“Eighty Percent of my Sales Force are not making their numbers! No one will earn a bonus this year! What should I do?”

"Eighty Percent of my Sales Force are not making their numbers! No one will earn a bonus this year! What should I do?"

In a recent workshop that I taught on the subject of sales force compensation at the University of Wisconsin, one of the participants outlined a dilemma he faced—80% of his sales force would not earn a bonus due to factors beyond their control. His question: What to do?

Many executives are facing similar situations today and while the “rule” says that no bonus should be earned, common sense suggests another course of action.

We recommend that executives faced with such a dilemma make a conscious decision to write new sales-payout rules for 2009. These new rules should assure that the top players will all get a payout—in spite of bad luck or poor economic times. It should work something like this:

  • Top 1/3 of the sales force earns a uniform bonus payout (say $15,000—the amount is your choice—but usually less than a “par” bonus)
  • The next 1/3 will earn half of the top 1/3 (say $7,500); and
  • The bottom 1/3 earns no bonus.

What is the benefit?

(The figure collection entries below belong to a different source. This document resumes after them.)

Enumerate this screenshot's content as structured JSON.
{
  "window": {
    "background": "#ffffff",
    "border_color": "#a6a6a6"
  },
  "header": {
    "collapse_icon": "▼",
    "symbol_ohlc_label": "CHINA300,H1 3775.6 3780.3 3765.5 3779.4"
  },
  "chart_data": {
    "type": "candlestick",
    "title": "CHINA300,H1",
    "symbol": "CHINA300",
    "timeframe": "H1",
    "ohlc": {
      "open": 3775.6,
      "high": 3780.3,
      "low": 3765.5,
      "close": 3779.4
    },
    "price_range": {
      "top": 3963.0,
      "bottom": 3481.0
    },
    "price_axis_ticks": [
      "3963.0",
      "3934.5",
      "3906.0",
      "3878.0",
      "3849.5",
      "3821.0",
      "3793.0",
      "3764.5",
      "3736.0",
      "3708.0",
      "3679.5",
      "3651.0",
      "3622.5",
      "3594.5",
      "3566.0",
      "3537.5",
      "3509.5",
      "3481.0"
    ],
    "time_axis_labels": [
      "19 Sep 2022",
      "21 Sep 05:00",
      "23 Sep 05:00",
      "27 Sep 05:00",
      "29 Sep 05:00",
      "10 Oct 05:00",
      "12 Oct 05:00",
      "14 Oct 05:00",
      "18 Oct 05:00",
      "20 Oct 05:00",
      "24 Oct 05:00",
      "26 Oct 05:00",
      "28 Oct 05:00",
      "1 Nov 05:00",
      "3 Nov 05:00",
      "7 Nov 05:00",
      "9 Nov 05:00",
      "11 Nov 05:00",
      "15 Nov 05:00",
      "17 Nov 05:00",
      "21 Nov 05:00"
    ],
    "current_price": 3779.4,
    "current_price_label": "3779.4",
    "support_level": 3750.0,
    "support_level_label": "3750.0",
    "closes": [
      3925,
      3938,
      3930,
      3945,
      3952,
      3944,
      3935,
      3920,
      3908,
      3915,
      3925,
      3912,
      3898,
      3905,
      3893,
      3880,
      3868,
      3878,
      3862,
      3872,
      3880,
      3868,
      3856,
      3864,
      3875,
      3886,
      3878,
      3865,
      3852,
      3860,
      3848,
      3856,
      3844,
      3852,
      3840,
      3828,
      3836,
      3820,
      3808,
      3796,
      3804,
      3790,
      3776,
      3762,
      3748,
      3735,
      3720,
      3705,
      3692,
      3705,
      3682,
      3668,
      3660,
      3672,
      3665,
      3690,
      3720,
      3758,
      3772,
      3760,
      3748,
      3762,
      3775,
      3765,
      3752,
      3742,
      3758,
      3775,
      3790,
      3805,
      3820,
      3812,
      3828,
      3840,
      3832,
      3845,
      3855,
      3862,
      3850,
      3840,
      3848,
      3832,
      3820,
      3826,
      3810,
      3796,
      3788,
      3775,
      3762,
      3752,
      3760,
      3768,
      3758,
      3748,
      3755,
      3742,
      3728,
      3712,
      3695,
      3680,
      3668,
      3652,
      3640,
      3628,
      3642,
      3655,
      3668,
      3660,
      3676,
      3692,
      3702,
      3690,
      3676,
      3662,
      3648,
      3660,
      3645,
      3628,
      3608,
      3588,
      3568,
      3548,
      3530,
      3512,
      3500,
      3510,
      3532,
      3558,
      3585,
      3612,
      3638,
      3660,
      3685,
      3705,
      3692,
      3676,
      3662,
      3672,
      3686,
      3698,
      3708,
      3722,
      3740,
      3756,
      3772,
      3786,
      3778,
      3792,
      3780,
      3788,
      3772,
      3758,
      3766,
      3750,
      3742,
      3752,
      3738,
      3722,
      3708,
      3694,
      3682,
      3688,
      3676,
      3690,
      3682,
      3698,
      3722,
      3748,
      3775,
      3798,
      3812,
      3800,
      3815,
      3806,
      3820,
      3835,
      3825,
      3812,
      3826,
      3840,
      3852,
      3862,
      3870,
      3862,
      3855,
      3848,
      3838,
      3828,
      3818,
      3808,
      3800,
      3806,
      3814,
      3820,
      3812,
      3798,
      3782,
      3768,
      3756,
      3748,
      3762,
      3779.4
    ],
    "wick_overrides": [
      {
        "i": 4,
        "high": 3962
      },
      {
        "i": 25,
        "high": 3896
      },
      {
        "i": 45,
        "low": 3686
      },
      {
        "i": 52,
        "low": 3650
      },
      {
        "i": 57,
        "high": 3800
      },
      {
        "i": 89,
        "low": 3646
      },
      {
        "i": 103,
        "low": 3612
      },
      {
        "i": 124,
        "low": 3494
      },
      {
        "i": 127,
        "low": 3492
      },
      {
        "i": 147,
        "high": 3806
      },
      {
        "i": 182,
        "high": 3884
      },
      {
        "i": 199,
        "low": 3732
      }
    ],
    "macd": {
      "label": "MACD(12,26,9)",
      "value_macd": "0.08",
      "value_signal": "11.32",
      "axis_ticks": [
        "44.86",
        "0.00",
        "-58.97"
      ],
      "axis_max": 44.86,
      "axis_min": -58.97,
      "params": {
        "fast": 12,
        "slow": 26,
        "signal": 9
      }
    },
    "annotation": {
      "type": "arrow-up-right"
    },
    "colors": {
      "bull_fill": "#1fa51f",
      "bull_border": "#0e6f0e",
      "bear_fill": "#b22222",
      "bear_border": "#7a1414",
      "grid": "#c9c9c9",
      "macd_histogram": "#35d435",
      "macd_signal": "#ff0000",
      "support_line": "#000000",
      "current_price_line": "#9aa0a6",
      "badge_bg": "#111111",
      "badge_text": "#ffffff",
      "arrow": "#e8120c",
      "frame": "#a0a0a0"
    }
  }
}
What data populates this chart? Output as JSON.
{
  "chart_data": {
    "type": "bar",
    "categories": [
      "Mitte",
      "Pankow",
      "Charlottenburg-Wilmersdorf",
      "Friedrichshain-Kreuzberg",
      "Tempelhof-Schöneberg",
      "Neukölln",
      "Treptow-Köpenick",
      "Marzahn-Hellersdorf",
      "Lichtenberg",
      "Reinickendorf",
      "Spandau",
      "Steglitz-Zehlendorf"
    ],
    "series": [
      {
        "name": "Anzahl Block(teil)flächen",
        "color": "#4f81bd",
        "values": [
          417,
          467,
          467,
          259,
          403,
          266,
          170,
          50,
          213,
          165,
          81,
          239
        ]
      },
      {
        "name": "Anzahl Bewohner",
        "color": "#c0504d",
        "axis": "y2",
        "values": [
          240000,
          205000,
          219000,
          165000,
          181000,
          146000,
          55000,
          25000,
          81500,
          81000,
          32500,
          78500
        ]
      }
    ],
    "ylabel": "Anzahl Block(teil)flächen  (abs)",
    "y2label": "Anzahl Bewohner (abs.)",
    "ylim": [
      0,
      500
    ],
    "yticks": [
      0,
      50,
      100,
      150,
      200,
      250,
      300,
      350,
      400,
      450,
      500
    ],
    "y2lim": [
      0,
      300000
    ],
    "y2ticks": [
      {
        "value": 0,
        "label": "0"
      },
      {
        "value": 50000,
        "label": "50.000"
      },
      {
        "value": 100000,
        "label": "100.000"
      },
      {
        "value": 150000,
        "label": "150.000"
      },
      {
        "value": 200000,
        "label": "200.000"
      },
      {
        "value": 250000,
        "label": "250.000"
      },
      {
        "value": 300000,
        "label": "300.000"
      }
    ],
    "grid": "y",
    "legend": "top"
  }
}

You have told your best sellers that they mean a great deal to the company and we want then around in 2010 and beyond—and you can be assured that they will be inclined to stay. And, you have also sent a message to the poorer performers.

We have often told clients that a badly-designed sales pay plan becomes a discretionary plan in the end. Well, I guess this fellow has a discretionary plan this year.

Can you rank your top performers high to low? I bet you can. Do it today!